3. Kausalitätsfragen bei psychischen Fehlentwicklungen im Unfallversicherungsrecht Als Kriterien für die Gesamtwürdigung bei Unfällen im mittleren Bereich fallen in Betracht: »besonders dramatische Begleitumstände oder besondere Eindrücklichkeit des Unfalls »Schwere oder besondere Art der erlittenen Verletzungen »ungewöhnlich lange Dauer der ärztlichen Behandlung »körperliche Dauerbeschwerden »ärztliche Fehlbehandlung, welche die Unfallfolgen erheblich verschlimmert »schwieriger Heilungsverlauf und erhebliche Komplikationen »Grad und Dauer der (körperlich bedingten) Arbeitsunfähigkeit Die Einteilung innerhalb der Unfälle im mittleren Bereich: –Liegt ein Unfall vor, der zu den schwereren im mittleren Bereich zu zählen oder sogar als Grenzfall zu einem schweren Unfall zu qualifizieren ist, so kann ein einziges Kriterium genügen. –Im mittleren Bereich kann ein einziges Kriterium genügen, wenn es in besonders ausgeprägter Weise erfüllt ist. Kommt keinem Einzelkriterium besonderes Gewicht zu, so müssen mehrere Kriterien herangezogen werden. –Bei Unfällen im mittleren Bereich im Grenzbereich zu den leichten Unfällen müssen die weiteren Kriterien in gehäufter oder auffallender Weise erfüllt sein, damit die Adäquanz bejaht wird.
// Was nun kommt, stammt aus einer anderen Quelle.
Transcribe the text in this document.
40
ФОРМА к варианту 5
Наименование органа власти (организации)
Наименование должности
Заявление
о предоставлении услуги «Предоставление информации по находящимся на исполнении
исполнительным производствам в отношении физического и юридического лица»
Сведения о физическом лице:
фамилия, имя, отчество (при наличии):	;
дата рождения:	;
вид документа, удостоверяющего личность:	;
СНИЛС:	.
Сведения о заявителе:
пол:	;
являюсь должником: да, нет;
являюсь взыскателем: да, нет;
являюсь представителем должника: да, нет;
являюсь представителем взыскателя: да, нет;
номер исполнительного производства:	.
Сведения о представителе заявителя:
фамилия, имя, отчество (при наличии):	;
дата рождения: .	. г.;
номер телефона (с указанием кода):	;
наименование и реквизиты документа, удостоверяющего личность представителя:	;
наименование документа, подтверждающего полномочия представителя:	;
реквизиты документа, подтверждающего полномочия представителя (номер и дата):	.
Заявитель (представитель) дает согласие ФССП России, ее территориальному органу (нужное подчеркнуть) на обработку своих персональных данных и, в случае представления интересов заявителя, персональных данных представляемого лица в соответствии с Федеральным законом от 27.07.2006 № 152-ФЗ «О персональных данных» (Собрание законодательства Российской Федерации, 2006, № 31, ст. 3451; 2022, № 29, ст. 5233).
4. Kausalitätsfragen bei HWS-Schleudertrauma und Schädel-Hirntrauma im Unfallversicherungsrecht Die Rechtsprechung gemäss BGE 134 V 109 (frühere Rechtsprechung in BGE 117 V 359, 117 V 369) –Natürlicher Kausalzusammenhang Ist ein Schleudertrauma der Halswirbelsäule ohne organisch nachweisbare Funktionsausfälle diagnostiziert, so ist der natürliche Kausalzusammenhang in der Regel anzunehmen, wenn ein für diese Verletzung typisches Beschwerdebild mit einer Häufung von Beschwerden wie diffuse Kopfschmerzen, Schwindel, Konzentrations- und Gedächtnisstörungen, Übelkeit, rasche Ermüdbarkeit, Visusstörungen, Reizbarkeit, Affektlabilität, Depression, Wesensveränderung usw. vorliegt (vgl. auch 119 V 335). –Adäquanz Es gilt die gleiche Dreiteilung in leichte, mittlere und schwere Unfälle wie bei den psychischen Fehlentwicklungen. Nach der neuesten Rechtsprechung gilt für die Unfälle im mittleren Bereich folgender Katalog: –besonders dramatische Begleitumstände oder besondere Eindrücklichkeit des Unfalls; –Schwere oder besondere Art der Verletzungen; –fortgesetzt spezifische, belastende ärztliche Behandlung; –erhebliche Beschwerden; –ärztliche Fehlbehandlung, welche die Unfallfolgen erheblich verschlimmert; –schwieriger Heilungsverlauf und erhebliche Komplikationen; –erhebliche Arbeitsunfähigkeit trotz ausgewiesener Anstrengung.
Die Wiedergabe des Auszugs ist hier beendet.